Belize Looks to World Bank to Expand Belize’s Energy Capacity

For the first time, a regional vice president of the World Bank has visited Belize. Over the past week, World Bank Vice President for Latin America and the Caribbean Region, Carlos Felipe Jaramillo has been here. He told the Government’s Press Office today that the World Bank wants to deepen its relationship with the Government of Belize, and support us in a number of areas where the bank believes it can be useful. Jaramillo said that the World Bank wants to help countries that aim to eliminate poverty and improve their development.
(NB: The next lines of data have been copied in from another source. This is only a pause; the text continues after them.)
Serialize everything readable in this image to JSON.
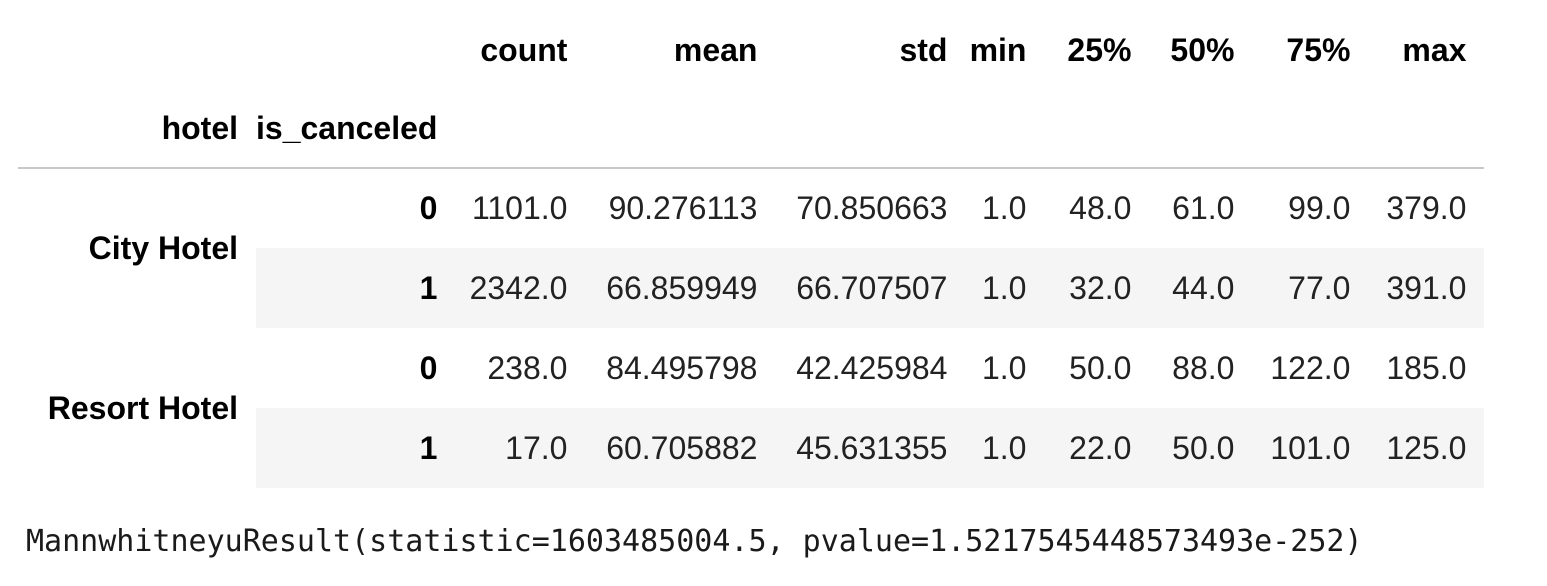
{
  "table": {
    "columns": [
      "count",
      "mean",
      "std",
      "min",
      "25%",
      "50%",
      "75%",
      "max"
    ],
    "index_names": [
      "hotel",
      "is_canceled"
    ],
    "rows": [
      {
        "hotel": "City Hotel",
        "is_canceled": "0",
        "values": [
          "1101.0",
          "90.276113",
          "70.850663",
          "1.0",
          "48.0",
          "61.0",
          "99.0",
          "379.0"
        ]
      },
      {
        "hotel": "",
        "is_canceled": "1",
        "values": [
          "2342.0",
          "66.859949",
          "66.707507",
          "1.0",
          "32.0",
          "44.0",
          "77.0",
          "391.0"
        ]
      },
      {
        "hotel": "Resort Hotel",
        "is_canceled": "0",
        "values": [
          "238.0",
          "84.495798",
          "42.425984",
          "1.0",
          "50.0",
          "88.0",
          "122.0",
          "185.0"
        ]
      },
      {
        "hotel": "",
        "is_canceled": "1",
        "values": [
          "17.0",
          "60.705882",
          "45.631355",
          "1.0",
          "22.0",
          "50.0",
          "101.0",
          "125.0"
        ]
      }
    ]
  },
  "output": {
    "result_text": "MannwhitneyuResult(statistic=1603485004.5, pvalue=1.5217545448573493e-252)"
  }
}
And Minister of State in Finance, Chris Coye explained today that Belize is looking to increase our energy capacity significantly.

Carlos Felipe Jaramillo

Carlos Felipe Jaramillo, V.P., Latin America

“We’ve been making inroads in this partnership, and right now we have engagement in health, which arose out of the pandemic. We have now support in agriculture. And yesterday I was able to visit these agricultural these farmers and then trying to see how we can help them more with better technology and more investments. And we have engagements also in helping the government with their fiscal management and debt management. We have done a public expenditure review with special focus on areas of education and health where you know, we hope that we can continue to be useful, and maybe very importantly is the blue economy. And we have a project that we are designing that we hope will come to maturity early next year, which is about blue cities and how to help Belize continue to consolidate this blue economy.”

Chris Coye

Chris Coye, Minister of State, Finance

“Now, what we’re looking at not only the blue cities program, but also the energy battery energy storage. I think it’s no secret the challenges in the energy sector that Belize has, partly of our own doing, in that we have grown far faster than was projected. And so we are meeting peak demands that are impacted by the supply or the constraints of supply that we have locally and from Mexico. So it’s important for us to move very quickly in terms of improving the energy available for our local demands. The battery energy storage project that we’re looking at should attract or should bring between 40 and 50 megawatts capacity.”